Investment Minister Rosan Roeslani, who also serves as chief executive officer of Danantara, confirmed that the proposed IFC would have its own dedicated regulatory authority. Coordinating Minister for Economic Affairs Airlangga Hartarto, Roeslani, and Danantara’s chief operating officer visited the Kura Kura SEZ on May 1 to assess its readiness and accelerate regulatory development.
By Q1 2026, the broader Kura Kura SEZ had attracted Rp 1.62 trillion (approximately US$92 million at current exchange rates) in investment, creating over 2,100 jobs. Japanese firm Mitsubishi Estate is already present through the Sira Village luxury outlet project, with a soft opening scheduled for mid-2026.

Macroeconomic Backdrop
Indonesia’s financial hub ambitions arrive at a turbulent moment for the country’s economic credibility. In January 2026, global index provider MSCI warned that it could downgrade Indonesia from emerging market to frontier market status, citing a lack of transparency over company ownership. The Jakarta Composite Index fell 7.4% in a single session after the announcement, triggering a 30-minute trading halt.
Approximately US$120 billion in market value evaporated, and both the chief executive of the Indonesian Stock Exchange and the chair of the Financial Services Authority (OJK) resigned. Goldman Sachs estimated that a full downgrade to frontier status could trigger a further US$7.8 billion in outflows.
MSCI’s most recent review in April 2026 stopped short of escalating the downgrade threat but extended the freeze on new Indonesian additions to its indices. A substantive reassessment is scheduled for June 2026.
Separately, the rupiah has weakened to approximately 17,700 per US dollar, near record lows, pressured by capital outflows, Middle East-driven inflation risks, and fiscal concerns. Indonesia recorded a fiscal deficit of 2.92% of GDP last year, just below the legal ceiling of 3%.
“It Will Never Happen”
Philippe May, CEO of EC Holdings and a long-time observer of Southeast Asian markets, dismissed the plan in blunt terms. “As somebody who knows Indonesia, I can guarantee you it will never happen, or it happens so flawed that it has no effect and attracts nobody,” he said.
“Bali has no authority or autonomy in tax matters,” May added. “Why would the other provinces grant Bali such a privilege?”
May pointed to a fundamental enforcement problem: Indonesia has no internal border controls between provinces. A zero-tax financial zone in Bali would be difficult to police if participants could simply register in the SEZ and live elsewhere in the archipelago. “How would they even check who lives in Bali and who in Java? There is no internal border,” he observed.

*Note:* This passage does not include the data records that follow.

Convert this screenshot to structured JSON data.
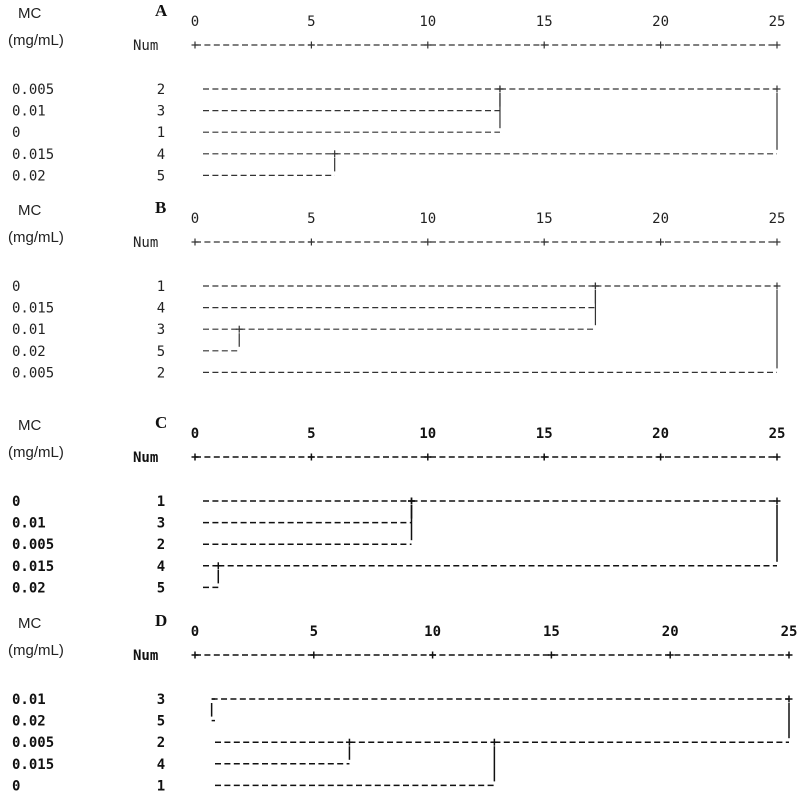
{
  "header": {
    "mc_label": "MC",
    "unit_label": "(mg/mL)",
    "num_label": "Num"
  },
  "axis_ticks": [
    "0",
    "5",
    "10",
    "15",
    "20",
    "25"
  ],
  "panels": [
    {
      "letter": "A",
      "bold": false,
      "rows": [
        {
          "mc": "0.005",
          "num": "2"
        },
        {
          "mc": "0.01",
          "num": "3"
        },
        {
          "mc": "0",
          "num": "1"
        },
        {
          "mc": "0.015",
          "num": "4"
        },
        {
          "mc": "0.02",
          "num": "5"
        }
      ],
      "joins": [
        {
          "a": 0,
          "b": 1,
          "d": 13.1
        },
        {
          "a": 3,
          "b": 4,
          "d": 6.0
        },
        {
          "a": 0,
          "b": 2,
          "d": 13.1
        },
        {
          "a": 0,
          "b": 3,
          "d": 25
        }
      ]
    },
    {
      "letter": "B",
      "bold": false,
      "rows": [
        {
          "mc": "0",
          "num": "1"
        },
        {
          "mc": "0.015",
          "num": "4"
        },
        {
          "mc": "0.01",
          "num": "3"
        },
        {
          "mc": "0.02",
          "num": "5"
        },
        {
          "mc": "0.005",
          "num": "2"
        }
      ],
      "joins": [
        {
          "a": 0,
          "b": 1,
          "d": 17.2
        },
        {
          "a": 2,
          "b": 3,
          "d": 1.9
        },
        {
          "a": 0,
          "b": 2,
          "d": 17.2
        },
        {
          "a": 0,
          "b": 4,
          "d": 25
        }
      ]
    },
    {
      "letter": "C",
      "bold": true,
      "rows": [
        {
          "mc": "0",
          "num": "1"
        },
        {
          "mc": "0.01",
          "num": "3"
        },
        {
          "mc": "0.005",
          "num": "2"
        },
        {
          "mc": "0.015",
          "num": "4"
        },
        {
          "mc": "0.02",
          "num": "5"
        }
      ],
      "joins": [
        {
          "a": 0,
          "b": 1,
          "d": 9.3
        },
        {
          "a": 0,
          "b": 2,
          "d": 9.3
        },
        {
          "a": 3,
          "b": 4,
          "d": 1.0
        },
        {
          "a": 0,
          "b": 3,
          "d": 25
        }
      ]
    },
    {
      "letter": "D",
      "bold": true,
      "rows": [
        {
          "mc": "0.01",
          "num": "3"
        },
        {
          "mc": "0.02",
          "num": "5"
        },
        {
          "mc": "0.005",
          "num": "2"
        },
        {
          "mc": "0.015",
          "num": "4"
        },
        {
          "mc": "0",
          "num": "1"
        }
      ],
      "joins": [
        {
          "a": 0,
          "b": 1,
          "d": 0.7
        },
        {
          "a": 2,
          "b": 3,
          "d": 6.5
        },
        {
          "a": 2,
          "b": 4,
          "d": 12.6
        },
        {
          "a": 0,
          "b": 2,
          "d": 25
        }
      ]
    }
  ]
}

He likened the plan to a similar proposal by Sri Lanka to develop a financial hub near an airport, which has yet to materialize. “Maybe just a PR stunt,” he concluded.

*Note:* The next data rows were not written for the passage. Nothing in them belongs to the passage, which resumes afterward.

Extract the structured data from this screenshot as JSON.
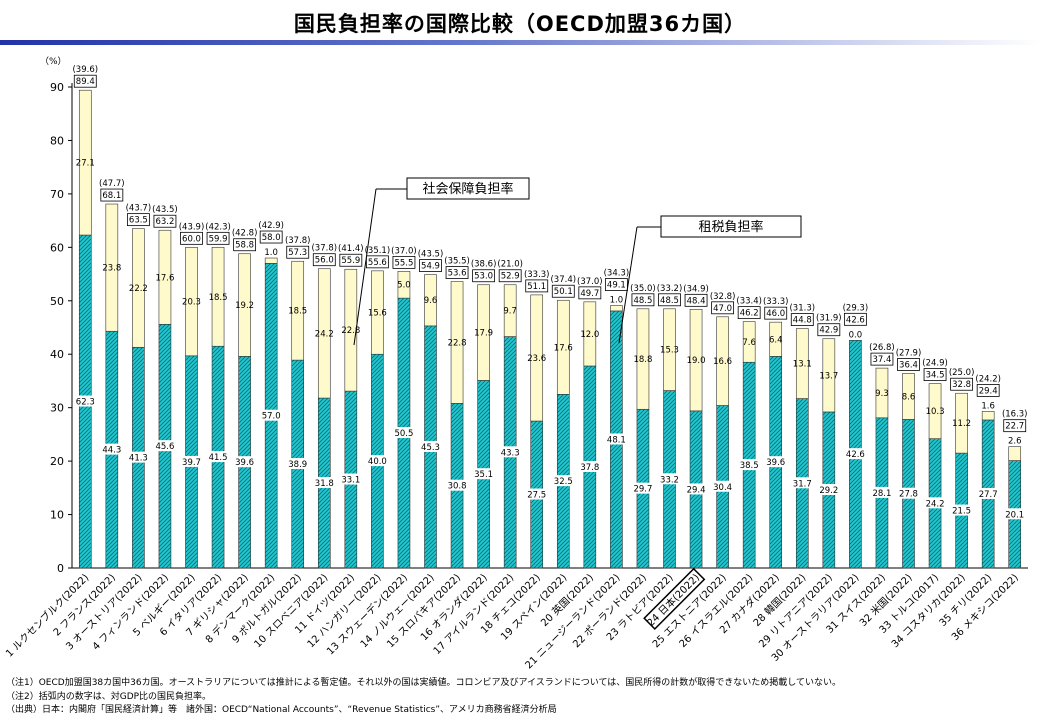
{
  "title": "国民負担率の国際比較（OECD加盟36カ国）",
  "chart_data": {
    "type": "bar",
    "stacked": true,
    "y_unit_label": "（%）",
    "ylim": [
      0,
      90
    ],
    "yticks": [
      0,
      10,
      20,
      30,
      40,
      50,
      60,
      70,
      80,
      90
    ],
    "categories": [
      "1 ルクセンブルク(2022)",
      "2 フランス(2022)",
      "3 オーストリア(2022)",
      "4 フィンランド(2022)",
      "5 ベルギー(2022)",
      "6 イタリア(2022)",
      "7 ギリシャ(2022)",
      "8 デンマーク(2022)",
      "9 ポルトガル(2022)",
      "10 スロベニア(2022)",
      "11 ドイツ(2022)",
      "12 ハンガリー(2022)",
      "13 スウェーデン(2022)",
      "14 ノルウェー(2022)",
      "15 スロバキア(2022)",
      "16 オランダ(2022)",
      "17 アイルランド(2022)",
      "18 チェコ(2022)",
      "19 スペイン(2022)",
      "20 英国(2022)",
      "21 ニュージーランド(2022)",
      "22 ポーランド(2022)",
      "23 ラトビア(2022)",
      "24 日本(2022)",
      "25 エストニア(2022)",
      "26 イスラエル(2022)",
      "27 カナダ(2022)",
      "28 韓国(2022)",
      "29 リトアニア(2022)",
      "30 オーストラリア(2022)",
      "31 スイス(2022)",
      "32 米国(2022)",
      "33 トルコ(2017)",
      "34 コスタリカ(2022)",
      "35 チリ(2022)",
      "36 メキシコ(2022)"
    ],
    "series": [
      {
        "name": "租税負担率",
        "values": [
          62.3,
          44.3,
          41.3,
          45.6,
          39.7,
          41.5,
          39.6,
          57.0,
          38.9,
          31.8,
          33.1,
          40.0,
          50.5,
          45.3,
          30.8,
          35.1,
          43.3,
          27.5,
          32.5,
          37.8,
          48.1,
          29.7,
          33.2,
          29.4,
          30.4,
          38.5,
          39.6,
          31.7,
          29.2,
          42.6,
          28.1,
          27.8,
          24.2,
          21.5,
          27.7,
          20.1
        ]
      },
      {
        "name": "社会保障負担率",
        "values": [
          27.1,
          23.8,
          22.2,
          17.6,
          20.3,
          18.5,
          19.2,
          1.0,
          18.5,
          24.2,
          22.8,
          15.6,
          5.0,
          9.6,
          22.8,
          17.9,
          9.7,
          23.6,
          17.6,
          12.0,
          1.0,
          18.8,
          15.3,
          19.0,
          16.6,
          7.6,
          6.4,
          13.1,
          13.7,
          0.0,
          9.3,
          8.6,
          10.3,
          11.2,
          1.6,
          2.6
        ]
      }
    ],
    "totals": [
      89.4,
      68.1,
      63.5,
      63.2,
      60.0,
      59.9,
      58.8,
      58.0,
      57.3,
      56.0,
      55.9,
      55.6,
      55.5,
      54.9,
      53.6,
      53.0,
      52.9,
      51.1,
      50.1,
      49.7,
      49.1,
      48.5,
      48.5,
      48.4,
      47.0,
      46.2,
      46.0,
      44.8,
      42.9,
      42.6,
      37.4,
      36.4,
      34.5,
      32.8,
      29.4,
      22.7
    ],
    "gdp_ratio_labels": [
      "(39.6)",
      "(47.7)",
      "(43.7)",
      "(43.5)",
      "(43.9)",
      "(42.3)",
      "(42.8)",
      "(42.9)",
      "(37.8)",
      "(37.8)",
      "(41.4)",
      "(35.1)",
      "(37.0)",
      "(43.5)",
      "(35.5)",
      "(38.6)",
      "(21.0)",
      "(33.3)",
      "(37.4)",
      "(37.0)",
      "(34.3)",
      "(35.0)",
      "(33.2)",
      "(34.9)",
      "(32.8)",
      "(33.4)",
      "(33.3)",
      "(31.3)",
      "(31.9)",
      "(29.3)",
      "(26.8)",
      "(27.9)",
      "(24.9)",
      "(25.0)",
      "(24.2)",
      "(16.3)"
    ],
    "highlight_index": 23,
    "callouts": [
      {
        "text": "社会保障負担率"
      },
      {
        "text": "租税負担率"
      }
    ],
    "colors": {
      "tax": "#22c7cf",
      "tax_hatch": "#0a6f78",
      "social": "#fffacc",
      "border": "#333333"
    },
    "grid": false,
    "legend": "callouts"
  },
  "notes": [
    "（注1）OECD加盟国38カ国中36カ国。オーストラリアについては推計による暫定値。それ以外の国は実績値。コロンビア及びアイスランドについては、国民所得の計数が取得できないため掲載していない。",
    "（注2）括弧内の数字は、対GDP比の国民負担率。",
    "（出典）日本：内閣府「国民経済計算」等　諸外国：OECD“National Accounts”、“Revenue Statistics”、アメリカ商務省経済分析局"
  ]
}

Existing Investor and Mobility Pathways
Indonesia already operates several visa programs targeting foreign capital and talent. None have gained meaningful traction relative to the country’s size.
The golden visa, launched in September 2023, requires an investment of US$350,000 in government bonds, bank deposits, or public company shares for a five-year temporary residence permit (US$700,000 for ten years). It does not lead to permanent residency or citizenship. Since July 2024, Indonesia has issued over 1,000 golden visa permits to investors from 61 countries, with corporate applicants driving much of the demand.
A Second Home visa, introduced in late 2022, grants a ten-year stay in exchange for depositing approximately US$130,000 in a state-owned Indonesian bank. Indonesia also launched the E33G Remote Worker Visa in April 2024, allowing digital nomads employed by foreign companies to reside in Indonesia for one year. Applicants must earn at least US$60,000 annually; income from Indonesian sources is prohibited.
Whether a Bali-based financial hub would offer any new residence or investment pathway, or simply layer tax incentives onto existing SEZ infrastructure, remains unclear. The government has not published draft legislation or provided a timeline for the IFC’s launch.
What Officials Promise, and What Remains Missing
Officials have framed the Bali IFC as a strategic response to geopolitical instability, particularly turmoil in the Middle East, which they argue is driving global capital to seek neutral, high-quality destinations. Prabowo himself cited the number of Russians and Ukrainians living in Bali as evidence of the island’s appeal to those seeking shelter from conflict.
OJK Chair Friderica Widyasari Dewi said the center could increase the appeal for global investment flows into Indonesia. Purbaya added that inflows of global assets could support Indonesia’s bond market and ease pressure on government securities by expanding the pool of buyers.

Missing from all public statements so far is the specific financial-sector SEZ legislation that would give the IFC its operating framework. Also absent: a timeline, a governance charter for the proposed regulatory authority, the precise tax incentives on offer, and any details on how the common-law jurisdiction would interact with Indonesia’s civil-law system.
Economists at Paramadina University warned that without legal certainty and macroeconomic stability, Bali could end up functioning as a tax haven rather than a legitimate financial center.